A Song to Remember was nominated for several Academy Awards: Best Actor in a Leading Role (Cornel Wilde), Best Cinematography, Color, Best Film Editing, Best Music, Scoring of a Dramatic or Comedy Picture, Best Sound, Recording (John P. Livadary), and Best Writing, Original Story.

Though Chopin was a true Polish patriot, Vidor highly romanticizes Chopin's patriotism in the film, which was produced during World War II. He fictionalizes Chopin's relationship with Elsner (who did not really accompany him to Paris) and greatly distorts Chopin's relationship with Sand to produce a "good vs. evil" struggle for Chopin's soul between Elsner and Sand. The script occasionally sounds more like propaganda for wartime self-sacrifice over individualism than like the real story of Chopin's life.

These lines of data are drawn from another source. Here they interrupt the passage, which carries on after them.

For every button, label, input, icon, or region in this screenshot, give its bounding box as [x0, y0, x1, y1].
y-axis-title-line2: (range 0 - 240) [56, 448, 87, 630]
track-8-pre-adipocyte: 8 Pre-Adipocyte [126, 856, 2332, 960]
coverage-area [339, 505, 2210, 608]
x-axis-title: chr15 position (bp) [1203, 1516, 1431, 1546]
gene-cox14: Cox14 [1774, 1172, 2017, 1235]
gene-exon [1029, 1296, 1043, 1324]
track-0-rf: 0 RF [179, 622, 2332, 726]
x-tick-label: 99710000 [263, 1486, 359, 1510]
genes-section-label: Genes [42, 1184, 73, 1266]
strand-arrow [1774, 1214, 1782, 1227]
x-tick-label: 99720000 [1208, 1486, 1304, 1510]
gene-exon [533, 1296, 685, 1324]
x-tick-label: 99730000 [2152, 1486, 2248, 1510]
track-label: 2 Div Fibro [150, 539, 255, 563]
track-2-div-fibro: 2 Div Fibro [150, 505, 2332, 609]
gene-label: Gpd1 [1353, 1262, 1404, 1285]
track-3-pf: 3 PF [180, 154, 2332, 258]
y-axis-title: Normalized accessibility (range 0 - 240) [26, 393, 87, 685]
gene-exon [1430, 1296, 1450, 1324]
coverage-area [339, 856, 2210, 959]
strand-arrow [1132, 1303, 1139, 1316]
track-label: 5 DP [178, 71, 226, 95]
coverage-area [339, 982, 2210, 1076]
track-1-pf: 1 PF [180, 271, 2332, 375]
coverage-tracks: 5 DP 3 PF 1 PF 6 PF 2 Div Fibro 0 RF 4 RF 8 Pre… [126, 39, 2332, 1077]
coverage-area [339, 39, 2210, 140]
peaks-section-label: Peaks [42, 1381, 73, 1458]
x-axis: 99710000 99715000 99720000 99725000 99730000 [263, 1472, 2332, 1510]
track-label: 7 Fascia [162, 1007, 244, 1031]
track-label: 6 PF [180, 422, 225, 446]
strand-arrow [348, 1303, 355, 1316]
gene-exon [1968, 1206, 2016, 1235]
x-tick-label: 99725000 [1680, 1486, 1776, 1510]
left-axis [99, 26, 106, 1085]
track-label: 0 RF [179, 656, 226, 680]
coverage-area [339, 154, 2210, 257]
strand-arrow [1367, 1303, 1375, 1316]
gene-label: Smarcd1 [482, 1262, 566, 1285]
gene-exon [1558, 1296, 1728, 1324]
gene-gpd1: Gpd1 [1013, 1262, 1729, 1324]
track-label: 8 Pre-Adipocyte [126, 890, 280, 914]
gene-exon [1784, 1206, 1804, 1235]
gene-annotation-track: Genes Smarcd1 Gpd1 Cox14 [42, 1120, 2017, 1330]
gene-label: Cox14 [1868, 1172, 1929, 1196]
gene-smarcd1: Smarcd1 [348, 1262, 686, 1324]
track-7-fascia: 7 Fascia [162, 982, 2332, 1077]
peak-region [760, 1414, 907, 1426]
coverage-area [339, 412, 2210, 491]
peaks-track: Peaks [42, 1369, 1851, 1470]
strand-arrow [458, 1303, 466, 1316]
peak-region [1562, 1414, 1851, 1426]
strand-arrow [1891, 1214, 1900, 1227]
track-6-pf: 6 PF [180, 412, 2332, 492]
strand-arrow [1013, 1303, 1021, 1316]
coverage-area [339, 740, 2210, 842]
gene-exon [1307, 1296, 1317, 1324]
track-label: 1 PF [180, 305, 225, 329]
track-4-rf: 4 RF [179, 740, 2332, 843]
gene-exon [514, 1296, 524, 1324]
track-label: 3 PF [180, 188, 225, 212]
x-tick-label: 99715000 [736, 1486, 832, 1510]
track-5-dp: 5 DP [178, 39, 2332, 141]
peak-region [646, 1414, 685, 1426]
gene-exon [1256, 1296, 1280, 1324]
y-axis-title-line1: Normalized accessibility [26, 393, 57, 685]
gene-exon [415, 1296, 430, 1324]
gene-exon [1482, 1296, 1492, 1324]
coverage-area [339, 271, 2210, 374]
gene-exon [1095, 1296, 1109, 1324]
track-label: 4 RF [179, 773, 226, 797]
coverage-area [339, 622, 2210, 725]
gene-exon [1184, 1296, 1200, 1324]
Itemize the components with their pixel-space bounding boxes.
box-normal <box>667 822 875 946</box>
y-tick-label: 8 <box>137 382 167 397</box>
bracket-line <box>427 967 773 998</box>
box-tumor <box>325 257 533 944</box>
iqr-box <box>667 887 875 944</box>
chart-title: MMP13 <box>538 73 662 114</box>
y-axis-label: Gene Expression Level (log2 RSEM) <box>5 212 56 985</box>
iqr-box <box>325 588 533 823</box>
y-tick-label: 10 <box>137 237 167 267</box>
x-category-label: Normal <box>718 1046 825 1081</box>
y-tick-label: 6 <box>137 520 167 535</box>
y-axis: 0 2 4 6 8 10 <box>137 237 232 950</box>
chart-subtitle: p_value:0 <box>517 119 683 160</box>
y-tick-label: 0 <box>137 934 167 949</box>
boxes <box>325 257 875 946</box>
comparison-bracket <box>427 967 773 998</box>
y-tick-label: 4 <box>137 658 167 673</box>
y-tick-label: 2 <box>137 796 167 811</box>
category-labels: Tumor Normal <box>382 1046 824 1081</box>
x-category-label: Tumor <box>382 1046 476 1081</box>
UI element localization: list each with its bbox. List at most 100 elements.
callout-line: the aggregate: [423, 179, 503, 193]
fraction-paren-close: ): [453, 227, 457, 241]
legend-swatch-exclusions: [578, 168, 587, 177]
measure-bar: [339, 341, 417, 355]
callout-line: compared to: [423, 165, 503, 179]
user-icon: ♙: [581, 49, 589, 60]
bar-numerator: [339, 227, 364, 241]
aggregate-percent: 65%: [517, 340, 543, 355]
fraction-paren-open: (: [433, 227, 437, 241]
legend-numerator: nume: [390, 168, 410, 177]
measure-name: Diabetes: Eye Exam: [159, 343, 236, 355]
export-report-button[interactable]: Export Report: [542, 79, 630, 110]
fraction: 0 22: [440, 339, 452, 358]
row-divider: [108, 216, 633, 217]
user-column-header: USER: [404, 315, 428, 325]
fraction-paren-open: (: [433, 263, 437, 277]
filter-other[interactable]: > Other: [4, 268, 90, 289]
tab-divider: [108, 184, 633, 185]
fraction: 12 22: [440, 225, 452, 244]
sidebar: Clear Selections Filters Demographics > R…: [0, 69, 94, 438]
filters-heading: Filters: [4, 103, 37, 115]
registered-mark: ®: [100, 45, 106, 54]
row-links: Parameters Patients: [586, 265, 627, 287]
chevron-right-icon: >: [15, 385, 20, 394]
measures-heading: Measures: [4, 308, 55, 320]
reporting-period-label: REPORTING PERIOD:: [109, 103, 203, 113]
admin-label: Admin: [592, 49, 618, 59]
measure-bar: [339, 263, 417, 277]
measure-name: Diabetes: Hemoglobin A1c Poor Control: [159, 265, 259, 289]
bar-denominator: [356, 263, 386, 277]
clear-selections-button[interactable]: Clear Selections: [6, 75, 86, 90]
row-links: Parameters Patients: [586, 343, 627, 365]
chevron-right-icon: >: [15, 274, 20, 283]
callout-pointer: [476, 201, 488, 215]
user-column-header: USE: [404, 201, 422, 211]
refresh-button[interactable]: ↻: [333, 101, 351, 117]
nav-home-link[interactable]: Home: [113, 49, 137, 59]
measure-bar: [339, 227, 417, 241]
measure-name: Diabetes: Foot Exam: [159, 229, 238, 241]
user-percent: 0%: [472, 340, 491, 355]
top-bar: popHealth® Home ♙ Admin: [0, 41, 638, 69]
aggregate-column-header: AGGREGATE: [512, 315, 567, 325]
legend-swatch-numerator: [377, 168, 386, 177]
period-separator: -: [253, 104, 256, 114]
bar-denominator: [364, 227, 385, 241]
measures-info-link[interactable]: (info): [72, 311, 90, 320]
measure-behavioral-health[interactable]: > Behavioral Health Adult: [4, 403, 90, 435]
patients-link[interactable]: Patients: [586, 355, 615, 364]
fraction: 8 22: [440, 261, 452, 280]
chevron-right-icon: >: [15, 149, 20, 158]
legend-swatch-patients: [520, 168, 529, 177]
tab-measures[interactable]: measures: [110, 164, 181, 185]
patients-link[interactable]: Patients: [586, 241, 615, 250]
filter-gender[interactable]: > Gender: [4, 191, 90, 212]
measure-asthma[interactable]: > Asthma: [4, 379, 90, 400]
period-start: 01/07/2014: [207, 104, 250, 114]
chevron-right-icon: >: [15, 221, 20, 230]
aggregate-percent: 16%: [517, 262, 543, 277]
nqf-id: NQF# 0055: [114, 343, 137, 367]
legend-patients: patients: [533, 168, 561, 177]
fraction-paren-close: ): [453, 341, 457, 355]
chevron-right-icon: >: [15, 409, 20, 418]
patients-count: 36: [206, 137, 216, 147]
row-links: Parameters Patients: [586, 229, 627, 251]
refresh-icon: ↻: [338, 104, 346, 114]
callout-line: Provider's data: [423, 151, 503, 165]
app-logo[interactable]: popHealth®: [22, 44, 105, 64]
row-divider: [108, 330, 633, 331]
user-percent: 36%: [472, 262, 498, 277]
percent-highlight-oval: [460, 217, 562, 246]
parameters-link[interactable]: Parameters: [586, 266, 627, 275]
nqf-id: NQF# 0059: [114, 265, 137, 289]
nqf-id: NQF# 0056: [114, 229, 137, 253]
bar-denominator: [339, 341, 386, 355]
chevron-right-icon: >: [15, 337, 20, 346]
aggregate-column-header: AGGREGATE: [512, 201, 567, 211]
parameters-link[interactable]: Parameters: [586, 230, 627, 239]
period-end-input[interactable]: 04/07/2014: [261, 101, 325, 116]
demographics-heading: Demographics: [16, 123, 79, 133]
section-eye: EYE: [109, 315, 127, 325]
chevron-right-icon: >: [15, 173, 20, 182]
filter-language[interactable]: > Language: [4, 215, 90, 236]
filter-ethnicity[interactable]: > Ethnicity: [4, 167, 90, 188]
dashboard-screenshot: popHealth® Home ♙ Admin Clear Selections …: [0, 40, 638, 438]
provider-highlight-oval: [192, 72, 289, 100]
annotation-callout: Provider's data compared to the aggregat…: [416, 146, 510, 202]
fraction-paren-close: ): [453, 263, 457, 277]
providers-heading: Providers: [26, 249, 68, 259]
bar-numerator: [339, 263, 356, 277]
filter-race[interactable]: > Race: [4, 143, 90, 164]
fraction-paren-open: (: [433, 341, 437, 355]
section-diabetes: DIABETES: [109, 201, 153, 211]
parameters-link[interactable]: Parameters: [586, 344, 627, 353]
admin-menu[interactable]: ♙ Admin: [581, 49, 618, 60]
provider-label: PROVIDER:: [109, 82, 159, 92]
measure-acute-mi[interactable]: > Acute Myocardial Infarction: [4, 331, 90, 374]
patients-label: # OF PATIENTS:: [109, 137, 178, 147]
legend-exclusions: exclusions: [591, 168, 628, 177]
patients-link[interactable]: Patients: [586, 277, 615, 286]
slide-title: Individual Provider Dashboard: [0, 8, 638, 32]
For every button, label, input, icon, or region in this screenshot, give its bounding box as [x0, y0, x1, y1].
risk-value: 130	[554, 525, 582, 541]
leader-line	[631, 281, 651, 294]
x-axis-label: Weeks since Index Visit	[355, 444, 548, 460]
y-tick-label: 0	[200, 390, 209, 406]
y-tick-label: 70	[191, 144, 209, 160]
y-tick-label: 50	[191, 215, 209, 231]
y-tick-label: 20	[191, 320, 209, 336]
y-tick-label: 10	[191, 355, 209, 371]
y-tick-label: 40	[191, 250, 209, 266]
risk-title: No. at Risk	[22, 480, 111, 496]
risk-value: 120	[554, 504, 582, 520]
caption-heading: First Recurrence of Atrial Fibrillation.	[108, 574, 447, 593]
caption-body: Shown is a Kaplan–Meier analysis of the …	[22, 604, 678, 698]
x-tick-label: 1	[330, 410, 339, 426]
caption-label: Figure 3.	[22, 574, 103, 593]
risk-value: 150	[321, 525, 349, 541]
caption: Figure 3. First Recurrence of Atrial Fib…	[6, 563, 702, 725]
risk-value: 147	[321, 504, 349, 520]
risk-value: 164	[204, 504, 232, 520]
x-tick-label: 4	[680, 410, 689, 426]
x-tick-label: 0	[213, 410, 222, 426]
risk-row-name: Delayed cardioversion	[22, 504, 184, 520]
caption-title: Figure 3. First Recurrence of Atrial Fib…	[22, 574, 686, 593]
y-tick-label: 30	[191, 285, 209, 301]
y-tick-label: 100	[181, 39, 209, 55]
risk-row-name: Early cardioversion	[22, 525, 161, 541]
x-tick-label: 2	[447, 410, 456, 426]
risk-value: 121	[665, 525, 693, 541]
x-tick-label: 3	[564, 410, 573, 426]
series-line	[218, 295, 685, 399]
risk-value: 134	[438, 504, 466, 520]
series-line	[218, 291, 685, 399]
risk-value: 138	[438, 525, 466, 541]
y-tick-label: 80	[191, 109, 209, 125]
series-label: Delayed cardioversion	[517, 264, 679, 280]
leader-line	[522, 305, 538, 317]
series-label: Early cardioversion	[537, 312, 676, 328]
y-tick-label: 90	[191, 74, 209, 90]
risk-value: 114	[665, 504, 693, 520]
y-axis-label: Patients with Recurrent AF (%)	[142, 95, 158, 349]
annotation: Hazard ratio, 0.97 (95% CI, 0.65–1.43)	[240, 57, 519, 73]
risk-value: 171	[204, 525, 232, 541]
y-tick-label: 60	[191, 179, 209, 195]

Ayn Rand was sharply critical of the film, strongly taking the side of the George Sand character as against the Polish nationalist ones – a value judgment diametrically opposite to that taken by the film makers: "George Sand, according to the film, is evil because she provides a beautiful, private retreat where Chopin can live in peace and luxury, because she takes care of his every need, attends to his health, and urges him to forget the world and devote himself exclusively to the work of writing music, which he is desperately eager to do. The young Polish girl, according to the film, is good because she urges Chopin to drop the work that he loves and go out on a concert tour to collect money 'for the people', for a cause that is identified as national or revolutionary or both, and this is supposed to justify everything – so she demands that Chopin renounce his genius, sacrifice his composing and go out to entertain paying audiences – even though he hates concert playing, is ill with tuberculosis and has been warned by the doctors that the strain of a tour will kill him".

Victor Brown noted that "The breakup of George Sand's relationship with Chopin was for personal reasons completely different from those shown in the film – mainly Chopin's siding with Sand's estranged daughter against her mother. In fact, George Sand was an outspoken supporter of the Polish national cause in her own right, an allegiance which lasted long past the end of the relationship with Chopin. During the Revolution of 1848 in France, George Sand took part in a Polish solidarity demonstration held in Paris on May 15, 1848, calling for the French Army to be sent to liberate Poland".

The pianist José Iturbi played the piano music, and also orchestrated part of the B minor Sonata for the scene when Chopin and George Sand arrive in Mallorca. The hands of pianist Ervin Nyiregyházi are shown playing the piano.

==Legacy==
Liberace's trademark candelabrum was inspired by a similar prop in A Song to Remember.